SMS Campo Grande - Secretaria Municipal de Saúde (MS) — Prova 2025
A queimadura é um ferimento da pele ou do tecido profundo, causado primariamente por calor, radiação, radioatividade, eletricidade, fricção ou contato com substâncias químicas ácidas ou básicas. Segundo a Organização Mundial da Saúde, as queimaduras estão entre as causas mais frequentes de anos de vida perdidos ajustados por incapacidade. Estima-se que aproximadamente 180 mil mortes anuais ocorram no mundo por queimaduras graves, e que pelo menos 10 milhões de pessoas sofram queimaduras não letais por ano. A profundidade da queimadura costuma ser de difícil determinação, mas crucial para um bom desfecho clínico. Assinale a alternativa que descreve uma queimadura de espessura total (terceiro grau):
Queimadura de 3º grau (espessura total) = Lesão seca, inelástica, esbranquiçada ou carbonizada e INDOLOR por destruição das terminações nervosas.
A principal característica que diferencia a queimadura de terceiro grau (espessura total) das de segundo grau (espessura parcial) é a destruição completa da derme e de suas terminações nervosas, resultando em uma área anestesiada (indolor) e com aspecto coriáceo.

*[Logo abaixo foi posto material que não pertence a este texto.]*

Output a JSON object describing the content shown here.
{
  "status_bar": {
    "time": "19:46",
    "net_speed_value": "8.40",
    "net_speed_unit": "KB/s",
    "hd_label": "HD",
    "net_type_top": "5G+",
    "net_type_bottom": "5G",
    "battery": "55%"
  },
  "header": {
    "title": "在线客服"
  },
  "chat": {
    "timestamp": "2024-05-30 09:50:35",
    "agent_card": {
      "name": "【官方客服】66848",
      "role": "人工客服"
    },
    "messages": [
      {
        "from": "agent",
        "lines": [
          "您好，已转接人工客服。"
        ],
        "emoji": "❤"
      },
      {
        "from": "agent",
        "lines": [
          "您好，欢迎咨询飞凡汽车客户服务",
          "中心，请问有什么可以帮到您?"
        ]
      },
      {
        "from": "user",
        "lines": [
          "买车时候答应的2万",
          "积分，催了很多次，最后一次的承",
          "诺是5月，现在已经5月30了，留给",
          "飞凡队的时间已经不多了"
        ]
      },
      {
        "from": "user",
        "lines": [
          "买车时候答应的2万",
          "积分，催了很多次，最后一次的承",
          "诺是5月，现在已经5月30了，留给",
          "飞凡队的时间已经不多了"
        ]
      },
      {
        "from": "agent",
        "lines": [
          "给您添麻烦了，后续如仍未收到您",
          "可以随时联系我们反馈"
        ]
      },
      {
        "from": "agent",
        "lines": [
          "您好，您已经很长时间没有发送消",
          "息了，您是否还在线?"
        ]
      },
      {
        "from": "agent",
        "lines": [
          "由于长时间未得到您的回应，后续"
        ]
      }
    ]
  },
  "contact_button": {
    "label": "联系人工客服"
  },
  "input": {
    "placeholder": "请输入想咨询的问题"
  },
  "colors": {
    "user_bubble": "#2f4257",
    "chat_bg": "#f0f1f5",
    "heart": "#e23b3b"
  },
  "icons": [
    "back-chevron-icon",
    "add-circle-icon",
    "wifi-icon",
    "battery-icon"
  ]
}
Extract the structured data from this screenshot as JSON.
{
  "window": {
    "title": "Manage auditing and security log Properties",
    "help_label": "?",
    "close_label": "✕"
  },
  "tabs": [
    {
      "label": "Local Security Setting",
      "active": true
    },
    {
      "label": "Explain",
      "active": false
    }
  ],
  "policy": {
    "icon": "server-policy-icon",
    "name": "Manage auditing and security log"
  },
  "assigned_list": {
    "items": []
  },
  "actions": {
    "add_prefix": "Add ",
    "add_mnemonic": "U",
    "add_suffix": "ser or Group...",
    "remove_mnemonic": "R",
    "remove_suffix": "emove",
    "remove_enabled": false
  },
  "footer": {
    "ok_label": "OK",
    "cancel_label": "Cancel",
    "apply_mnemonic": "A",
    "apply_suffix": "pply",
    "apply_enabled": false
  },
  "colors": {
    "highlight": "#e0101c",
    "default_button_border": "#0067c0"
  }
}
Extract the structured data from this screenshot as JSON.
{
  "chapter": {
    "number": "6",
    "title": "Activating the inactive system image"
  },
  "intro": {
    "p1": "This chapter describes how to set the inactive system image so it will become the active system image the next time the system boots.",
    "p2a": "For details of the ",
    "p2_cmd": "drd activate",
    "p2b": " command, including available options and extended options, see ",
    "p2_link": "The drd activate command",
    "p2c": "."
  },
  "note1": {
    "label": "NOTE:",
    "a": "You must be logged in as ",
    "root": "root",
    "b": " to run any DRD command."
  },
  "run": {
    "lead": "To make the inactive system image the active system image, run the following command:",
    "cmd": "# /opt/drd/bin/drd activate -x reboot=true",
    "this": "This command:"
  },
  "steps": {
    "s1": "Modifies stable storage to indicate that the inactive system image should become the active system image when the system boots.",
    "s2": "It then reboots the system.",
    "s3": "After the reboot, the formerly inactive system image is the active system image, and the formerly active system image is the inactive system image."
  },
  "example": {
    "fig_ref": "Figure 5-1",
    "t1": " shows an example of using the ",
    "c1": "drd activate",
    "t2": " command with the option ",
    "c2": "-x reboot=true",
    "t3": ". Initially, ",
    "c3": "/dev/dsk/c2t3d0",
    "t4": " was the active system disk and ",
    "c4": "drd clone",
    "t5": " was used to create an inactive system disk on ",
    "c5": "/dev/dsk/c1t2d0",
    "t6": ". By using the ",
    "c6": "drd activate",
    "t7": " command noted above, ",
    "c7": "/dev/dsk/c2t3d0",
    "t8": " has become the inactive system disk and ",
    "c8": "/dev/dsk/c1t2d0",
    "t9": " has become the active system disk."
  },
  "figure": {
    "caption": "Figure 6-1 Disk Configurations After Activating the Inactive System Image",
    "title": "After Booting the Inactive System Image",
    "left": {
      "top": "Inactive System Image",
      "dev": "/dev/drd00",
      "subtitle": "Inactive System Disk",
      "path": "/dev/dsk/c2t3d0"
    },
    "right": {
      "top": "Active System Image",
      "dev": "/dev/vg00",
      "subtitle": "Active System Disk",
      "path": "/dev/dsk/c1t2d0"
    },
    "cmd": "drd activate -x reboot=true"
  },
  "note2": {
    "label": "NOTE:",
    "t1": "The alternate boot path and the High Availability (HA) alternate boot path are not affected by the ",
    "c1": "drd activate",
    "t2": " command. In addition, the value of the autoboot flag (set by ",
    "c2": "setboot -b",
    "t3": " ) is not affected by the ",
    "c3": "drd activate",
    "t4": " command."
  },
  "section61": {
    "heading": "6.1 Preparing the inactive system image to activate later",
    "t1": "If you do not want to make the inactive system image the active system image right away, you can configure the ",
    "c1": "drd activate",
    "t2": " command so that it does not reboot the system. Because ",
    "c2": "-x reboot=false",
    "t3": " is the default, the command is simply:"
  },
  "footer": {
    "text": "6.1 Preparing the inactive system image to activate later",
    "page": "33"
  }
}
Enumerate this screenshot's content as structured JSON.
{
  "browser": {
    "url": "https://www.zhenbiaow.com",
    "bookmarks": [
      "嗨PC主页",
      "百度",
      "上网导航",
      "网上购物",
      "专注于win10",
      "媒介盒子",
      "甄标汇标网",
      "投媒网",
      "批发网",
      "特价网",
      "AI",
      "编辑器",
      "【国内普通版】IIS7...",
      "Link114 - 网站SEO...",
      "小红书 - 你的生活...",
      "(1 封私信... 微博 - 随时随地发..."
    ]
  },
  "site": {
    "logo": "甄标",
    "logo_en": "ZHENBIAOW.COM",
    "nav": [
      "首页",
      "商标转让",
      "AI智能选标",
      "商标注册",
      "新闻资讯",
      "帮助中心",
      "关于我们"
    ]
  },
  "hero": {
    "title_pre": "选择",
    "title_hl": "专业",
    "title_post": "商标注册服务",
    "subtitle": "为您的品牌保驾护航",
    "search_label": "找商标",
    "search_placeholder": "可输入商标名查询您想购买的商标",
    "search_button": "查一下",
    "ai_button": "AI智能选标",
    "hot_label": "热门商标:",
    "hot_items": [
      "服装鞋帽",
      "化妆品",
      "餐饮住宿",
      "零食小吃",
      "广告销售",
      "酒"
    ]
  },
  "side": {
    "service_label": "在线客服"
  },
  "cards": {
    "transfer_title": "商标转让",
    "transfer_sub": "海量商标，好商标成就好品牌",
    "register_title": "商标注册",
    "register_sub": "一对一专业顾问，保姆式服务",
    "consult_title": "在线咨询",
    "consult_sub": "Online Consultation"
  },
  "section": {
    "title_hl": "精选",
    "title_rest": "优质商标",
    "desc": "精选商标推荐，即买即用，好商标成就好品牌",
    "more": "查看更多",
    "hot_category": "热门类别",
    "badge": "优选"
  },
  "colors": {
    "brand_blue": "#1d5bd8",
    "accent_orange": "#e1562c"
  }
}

A classificação da profundidade da queimadura é essencial para determinar o tratamento e o prognóstico do paciente. As queimaduras são classificadas em primeiro, segundo, terceiro e quarto graus, dependendo das camadas de tecido acometidas. A avaliação clínica precisa é um pilar no manejo inicial do paciente queimado. A queimadura de terceiro grau, ou de espessura total, envolve a destruição completa da epiderme e da derme, incluindo seus anexos (folículos pilosos, glândulas sebáceas e sudoríparas) e terminações nervosas. Fisiopatologicamente, a necrose de coagulação atinge toda a espessura da pele, o que explica as características clínicas marcantes. A destruição dos nociceptores torna a área central da lesão insensível à dor, um sinal diagnóstico chave. Clinicamente, a lesão de terceiro grau apresenta-se como uma escara seca, dura, inelástica e com aspecto de couro (coriácea). A coloração pode variar de branco-nacarado a marrom escuro ou preto (carbonização). Um sinal patognomônico é a visualização de vasos dérmicos trombosados através da escara. O tratamento para essas lesões é invariavelmente cirúrgico, com desbridamento (escarectomia) e enxertia de pele, pois não há capacidade de reepitelização espontânea.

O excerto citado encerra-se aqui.